Among the newly opened records were documents showing that Dreamland itself had been a victim of fallout and of nuclear blasts, even after U-2 testing began there. Work on the U-2 and later the Blackbirds would be placed at the mercy of the needs of nuclear testing. Even the crews and pilots at Groom Lake were in danger. Kelly Johnson had been concerned from the beginning about the dangers of fallout and, sure enough, the work at Groom would frequently be interrupted with warnings or evacuations whenever testing took place. The authorities debated which tests at Groom Lake, if any, would justify delaying a nuclear test.

The first part of Operation Plumbob was called Project 57, conceived to ensure that a nuclear weapon damaged or dropped in an accident or otherwise broken open would not detonate — even if some of its conventional explosives went off.

The test took place just seven miles from the main base at Groom, in the Groom Lake Valley, near the mine. A ten-by-sixteen-mile block of land surrounding the planned location was added to the test site and designated Area 13.

No one involved with Project 57 seems to have had much of a contingency plan if the bomb wiped out the U-2 program already under way at the lake, not to mention the mine and its operators. Later it occurred to the people in charge that, with the base at Groom growing, this was not a good thing. So in the 1980s the government spent twenty-one million dollars to have the land scraped and the toxic portions removed, a process clearly visible in spy satellite shots.

In June 1957, training for the U-2 pilots was moved to Texas, probably because of the bomb tests. Soon afterward, Project 57 began with a huge blast called Hood detonated from a balloon fifteen hundred feet over Area 9, about fourteen miles southwest of Groom Lake. At seventy-four kilotons it was the most powerful airburst ever set off within the continental United States.

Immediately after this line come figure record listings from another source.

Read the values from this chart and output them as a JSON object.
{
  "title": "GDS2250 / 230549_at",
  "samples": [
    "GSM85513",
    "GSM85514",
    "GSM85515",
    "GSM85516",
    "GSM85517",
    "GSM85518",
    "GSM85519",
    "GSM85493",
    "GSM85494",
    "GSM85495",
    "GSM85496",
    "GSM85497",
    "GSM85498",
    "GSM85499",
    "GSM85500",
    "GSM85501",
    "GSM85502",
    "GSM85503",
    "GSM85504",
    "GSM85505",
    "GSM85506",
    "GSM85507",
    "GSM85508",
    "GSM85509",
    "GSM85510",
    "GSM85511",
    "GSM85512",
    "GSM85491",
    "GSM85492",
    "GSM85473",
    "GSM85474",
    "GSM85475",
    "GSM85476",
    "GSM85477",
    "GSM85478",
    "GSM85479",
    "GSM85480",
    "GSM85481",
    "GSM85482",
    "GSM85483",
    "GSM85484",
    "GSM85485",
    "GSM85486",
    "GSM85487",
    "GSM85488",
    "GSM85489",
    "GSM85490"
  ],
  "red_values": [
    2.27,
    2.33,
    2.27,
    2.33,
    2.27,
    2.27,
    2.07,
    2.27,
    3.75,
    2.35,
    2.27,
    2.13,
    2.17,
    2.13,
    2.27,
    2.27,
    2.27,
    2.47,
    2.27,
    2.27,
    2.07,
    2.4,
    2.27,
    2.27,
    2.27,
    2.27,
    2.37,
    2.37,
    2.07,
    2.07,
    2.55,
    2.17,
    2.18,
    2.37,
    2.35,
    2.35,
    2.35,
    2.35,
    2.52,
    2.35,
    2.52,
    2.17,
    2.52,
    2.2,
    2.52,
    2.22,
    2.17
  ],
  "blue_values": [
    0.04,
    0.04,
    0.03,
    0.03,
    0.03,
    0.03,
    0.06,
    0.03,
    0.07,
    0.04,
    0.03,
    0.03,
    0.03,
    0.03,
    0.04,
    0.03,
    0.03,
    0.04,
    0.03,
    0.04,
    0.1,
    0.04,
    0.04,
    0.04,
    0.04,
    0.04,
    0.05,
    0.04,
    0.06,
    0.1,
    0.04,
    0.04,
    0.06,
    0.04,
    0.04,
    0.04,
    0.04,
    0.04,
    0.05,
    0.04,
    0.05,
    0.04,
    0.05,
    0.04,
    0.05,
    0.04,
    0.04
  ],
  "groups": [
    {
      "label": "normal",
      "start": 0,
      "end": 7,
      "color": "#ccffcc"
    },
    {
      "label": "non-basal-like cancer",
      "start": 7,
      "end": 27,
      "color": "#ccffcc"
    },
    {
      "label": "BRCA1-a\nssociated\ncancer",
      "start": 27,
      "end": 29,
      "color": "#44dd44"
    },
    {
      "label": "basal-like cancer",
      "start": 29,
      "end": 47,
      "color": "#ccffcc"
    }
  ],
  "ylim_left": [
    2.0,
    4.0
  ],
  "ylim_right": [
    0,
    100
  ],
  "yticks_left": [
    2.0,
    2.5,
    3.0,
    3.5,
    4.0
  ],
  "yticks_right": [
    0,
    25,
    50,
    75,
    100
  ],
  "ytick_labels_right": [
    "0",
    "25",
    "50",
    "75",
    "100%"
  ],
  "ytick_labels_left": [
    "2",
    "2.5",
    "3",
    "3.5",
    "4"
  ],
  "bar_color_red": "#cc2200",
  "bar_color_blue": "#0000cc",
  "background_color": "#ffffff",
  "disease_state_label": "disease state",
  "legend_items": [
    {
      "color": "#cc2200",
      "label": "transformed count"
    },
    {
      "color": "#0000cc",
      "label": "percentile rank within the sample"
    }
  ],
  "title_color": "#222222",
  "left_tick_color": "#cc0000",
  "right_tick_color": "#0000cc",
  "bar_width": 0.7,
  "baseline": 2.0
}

There was no public announcement. Fallout descended on Groom Lake, and the concussion shattered windows in the mess hall and a barracks and buckled the doors of two metal buildings.

During the tests, the crews at the new base were regularly warned and evacuated. They were unaware that they were part of a long tradition and that other neighbors of the test site had not been so lucky.

* * *

During these years, a man named Bob Sheahan assembled a unique photo album of Dreamland. The mushroom clouds rising from the spots I had visited at Frenchman Flat and Yucca Flat were visible from his home at Groom Mine, on a ridge about forty miles from ground zero. He took dozens of pictures of the blasts, a whole catalog of mushrooms — twenty, thirty Hiroshimas, seen from the edge of what was to become Dreamland.